Figure 6 represents the temperature variation curves obtained after applying an alternating magnetic field on samples which were dispersed in water with a concentration of 6 mg/ml. All these heating curves show a monotonic rise in temperature with the increase in time. Figure 6a shows the curves of HA-coated samples at the field of H = 53.1 Oe and f = 217 kHz. It is observed that the saturation temperature of S1 and S2 is about 46 °C. That could satisfy the demand of temperature for mild hyperthermia treating [15, 17, 22]. Whereas, S3 keeps on heating until the temperature is up to 48 °C. That could be attributed to its higher T c . Among the three samples of Fig. 6a, S2 possesses the best heating ability since its initial slope of the temperature rising line is the largest. Comparing to traditional OA-coated MNPs sample S4, the heating ability of S2 is also better, as shown Fig. 6b [12].

Fig. 6
figure 6

a Temperature versus time curve for HA-coated samples at AC magnetic fields. b Temperature versus time curve for HA-coated La0.7Sr0.3MnO3 (S2) and OA-coated La0.7Sr0.3MnO3 (S4) at AC magnetic field

SAR and ESAR values of our samples are listed in Table 1. ESAR values of LSMO MNPs reported by other articles are also listed as a comparison. The larger SAR of S2 may be explained by its larger area within the hysteresis loop which is indicated by its higher remanence and similar coercivity to other samples’ ones (Fig. 4). The ESAR value of S2 is obviously higher than other reported results, indicating a better energy converting ability under alternating magnetic field. For the efficacy and safety of the hyperthermia treatment, the heat generated should be within the mild hyperthermia range of 41–46 °C and has good cell compatibility. In our experiment work, HA-coated La0.7Sr0.3MnO3 magnetic fluid could meet these two demands.

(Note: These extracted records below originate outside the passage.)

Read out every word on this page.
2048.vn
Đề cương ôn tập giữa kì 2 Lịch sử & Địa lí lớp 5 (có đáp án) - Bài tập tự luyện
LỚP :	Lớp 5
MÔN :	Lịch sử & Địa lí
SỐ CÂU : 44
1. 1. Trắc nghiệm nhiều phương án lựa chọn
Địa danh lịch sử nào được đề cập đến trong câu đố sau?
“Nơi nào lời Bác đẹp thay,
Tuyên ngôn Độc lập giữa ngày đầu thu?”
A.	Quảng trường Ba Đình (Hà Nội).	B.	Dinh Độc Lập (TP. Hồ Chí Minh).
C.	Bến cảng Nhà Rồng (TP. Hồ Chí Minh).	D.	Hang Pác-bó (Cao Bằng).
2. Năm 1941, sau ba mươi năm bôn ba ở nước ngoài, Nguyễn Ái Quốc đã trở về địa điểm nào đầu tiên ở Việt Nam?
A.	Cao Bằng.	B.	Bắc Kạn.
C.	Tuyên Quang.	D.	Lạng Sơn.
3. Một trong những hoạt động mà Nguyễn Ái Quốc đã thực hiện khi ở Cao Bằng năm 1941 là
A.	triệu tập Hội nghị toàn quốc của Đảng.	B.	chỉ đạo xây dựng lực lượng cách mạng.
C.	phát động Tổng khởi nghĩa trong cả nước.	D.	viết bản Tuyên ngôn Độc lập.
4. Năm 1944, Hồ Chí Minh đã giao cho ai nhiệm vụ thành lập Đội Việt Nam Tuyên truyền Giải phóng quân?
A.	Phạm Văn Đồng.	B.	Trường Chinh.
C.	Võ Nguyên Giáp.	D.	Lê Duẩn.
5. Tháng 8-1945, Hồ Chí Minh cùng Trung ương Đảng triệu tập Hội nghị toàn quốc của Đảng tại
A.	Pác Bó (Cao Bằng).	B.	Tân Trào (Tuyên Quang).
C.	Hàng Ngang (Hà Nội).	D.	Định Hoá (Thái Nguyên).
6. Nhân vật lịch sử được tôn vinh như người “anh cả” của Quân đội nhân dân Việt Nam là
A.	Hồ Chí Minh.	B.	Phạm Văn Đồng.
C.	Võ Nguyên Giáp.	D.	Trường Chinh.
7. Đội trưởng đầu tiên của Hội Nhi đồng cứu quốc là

Table 1 Heating efficiency of samples and references

Conclusions

La1−x Sr x MnO3 (0.25 ≤ × ≤ 0.35) MNPs were successfully synthesized and coated with HA as surfactant. The HA-coated La0.7Sr0.3MnO3 magnetic fluid with the saturation heating temperature of 45.7 °C and magnetic particle size of ~100 nm could satisfy the requirements of the mild hyperthermia temperature range (41–46 °C) and good cell compatibility for therapeutic application. Moreover, the ESAR value of HA-coated La0.7Sr0.3MnO3 magnetic fluid is much higher compared with the other reported experiment results. Combined with the targeting ability of HA to tumor, we deemed that the HA-coated La0.7Sr0.3MnO3 magnetic fluid will be a good candidate for hyperthermia treatment. The improved particle dispersibility and ESAR are favorable to the future applications of coated MNPs in biomedical field.